Eigentlich war Marcus Rashford als Flügelspieler bei den Katalanen eingeplant. Doch Barcelonas Sommer-Neuzugang zeigt auf der Asientour plötzlich ganz andere Qualitäten – und bringt damit Bewegung in die Stürmer-Hierarchie von Trainer Hansi Flick.
Ursprünglich kam Rashford, weil sich der FC Barcelona einen Transfer von Liverpools Luis Diaz (ging zum FC Bayern) nicht leisten konnte und Nico Williams überraschend einen Rückzieher machte. Sportdirektion und Flick erklärten damals: Rashford soll auf dem linken Flügel spielen, um Raphinha (28) Pausen zu verschaffen.
Neuzugang Marcus Rashford (27/r.) kam auf Barcelonas Asientour gegen Vissel Kobe und den FC Seoul jeweils nach der Halbzeitpause zum Einsatz
Jetzt plant Flick mit Rashford im Zentrum
Doch durch Trainingsleistungen und Einsätze auf der Asienreise hat sich das Bild verändert. Der Engländer überzeugte als Mittelstürmer – und bringt sich so als Backup für Robert Lewandowski ins Gespräch.
Ein wichtiger Aspekt, denn: Der Pole kämpfte in der Rückrunde der vergangenen Saison erste mit körperlichen Problemen, fiel verletzt aus.
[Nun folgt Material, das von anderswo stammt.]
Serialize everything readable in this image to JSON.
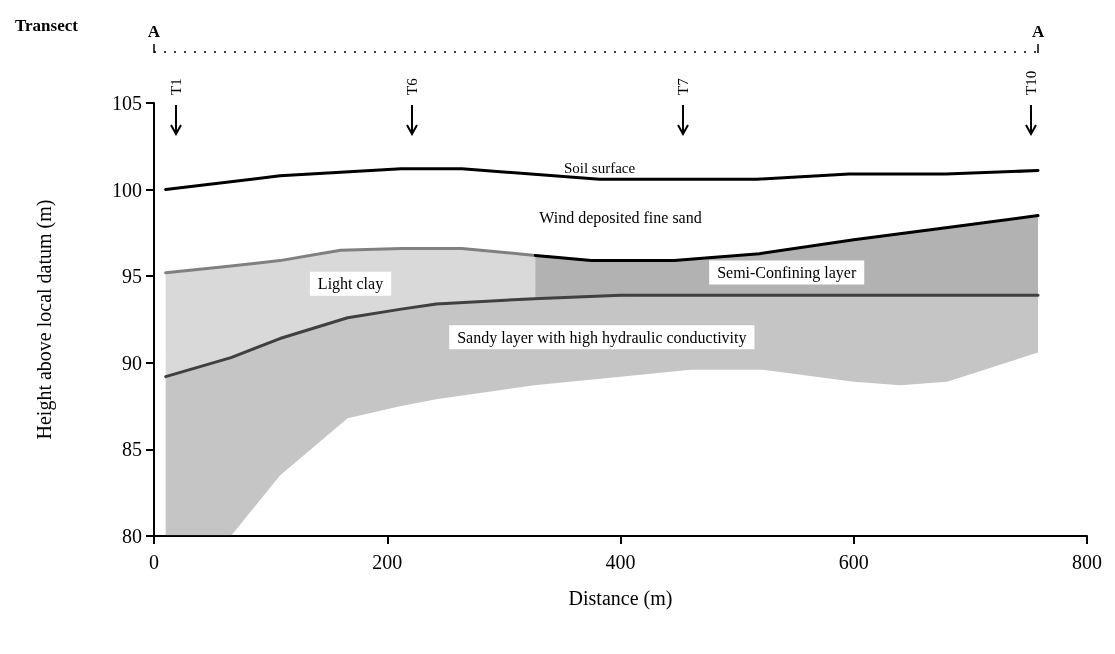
{
  "chart_data": {
    "type": "line",
    "title": "Transect",
    "xlabel": "Distance (m)",
    "ylabel": "Height above local datum (m)",
    "xlim": [
      0,
      800
    ],
    "xticks": [
      0,
      200,
      400,
      600,
      800
    ],
    "ylim": [
      80,
      105
    ],
    "yticks": [
      80,
      85,
      90,
      95,
      100,
      105
    ],
    "grid": false,
    "legend": false,
    "marker": "none",
    "line_style": "solid",
    "series": [
      {
        "name": "Soil surface",
        "color": "#000000",
        "x": [
          10,
          108,
          212,
          264,
          382,
          517,
          596,
          679,
          758
        ],
        "values": [
          100.0,
          100.8,
          101.2,
          101.2,
          100.6,
          100.6,
          100.9,
          100.9,
          101.1
        ]
      },
      {
        "name": "Light clay",
        "color": "#808080",
        "x": [
          10,
          60,
          108,
          160,
          212,
          264,
          327
        ],
        "values": [
          95.2,
          95.55,
          95.9,
          96.5,
          96.6,
          96.6,
          96.2
        ],
        "lower": [
          89.2,
          90.2,
          91.4,
          92.5,
          93.1,
          93.5,
          93.7
        ],
        "upper": [
          95.2,
          95.55,
          95.9,
          96.5,
          96.6,
          96.6,
          96.2
        ]
      },
      {
        "name": "Semi-Confining layer",
        "color": "#000000",
        "x": [
          327,
          375,
          446,
          519,
          600,
          679,
          758
        ],
        "values": [
          96.2,
          95.9,
          95.9,
          96.3,
          97.1,
          97.8,
          98.5
        ],
        "lower": [
          93.7,
          93.8,
          93.9,
          93.9,
          93.9,
          93.9,
          93.9
        ],
        "upper": [
          96.2,
          95.9,
          95.9,
          96.3,
          97.1,
          97.8,
          98.5
        ]
      },
      {
        "name": "Sandy layer with high hydraulic conductivity",
        "color": "#404040",
        "x": [
          10,
          66,
          108,
          166,
          212,
          242,
          326,
          400,
          460,
          522,
          600,
          640,
          680,
          758
        ],
        "values": [
          89.2,
          90.3,
          91.4,
          92.6,
          93.1,
          93.4,
          93.7,
          93.9,
          93.9,
          93.9,
          93.9,
          93.9,
          93.9,
          93.9
        ],
        "lower": [
          80,
          80,
          83.5,
          86.8,
          87.5,
          87.9,
          88.7,
          89.2,
          89.6,
          89.6,
          88.9,
          88.7,
          88.9,
          90.6
        ],
        "upper": [
          89.2,
          90.3,
          91.4,
          92.6,
          93.1,
          93.4,
          93.7,
          93.9,
          93.9,
          93.9,
          93.9,
          93.9,
          93.9,
          93.9
        ]
      }
    ],
    "ref_lines": [
      {
        "axis": "x",
        "value": 19,
        "label": "T1"
      },
      {
        "axis": "x",
        "value": 221,
        "label": "T6"
      },
      {
        "axis": "x",
        "value": 454,
        "label": "T7"
      },
      {
        "axis": "x",
        "value": 752,
        "label": "T10"
      }
    ],
    "annotations": [
      "A",
      "A",
      "Wind deposited fine sand"
    ]
  }
}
Flick weiß: Sein Top-Stürmer wird mit fast 37 Jahren keine 60 Pflichtspiele mehr absolvieren können.
Lewandowski-Ersatz: Torres und Olmo als Optionen
Ferran Torres (25) galt bislang als logischer Vertreter für Lewandowski im gewohnten Spielsystem. Dani Olmo (27) könnte in anderen Formationen die Rolle ausfüllen. Doch Rashford hat sich mit seiner Vielseitigkeit und Dynamik ins Rampenlicht gespielt – und Flicks Pläne ordentlich durcheinandergewirbelt.
Im „Bayern Insider“ vom 8. August: Bosse-Beben! Neues Super-Talent Karl! Eberl-Wende!
Der englische Nationalspieler fährt nun zweigleisig bei Barça – Flügel oder Sturm? In jedem Fall wohl mehr Spielzeit, als bislang angenommen.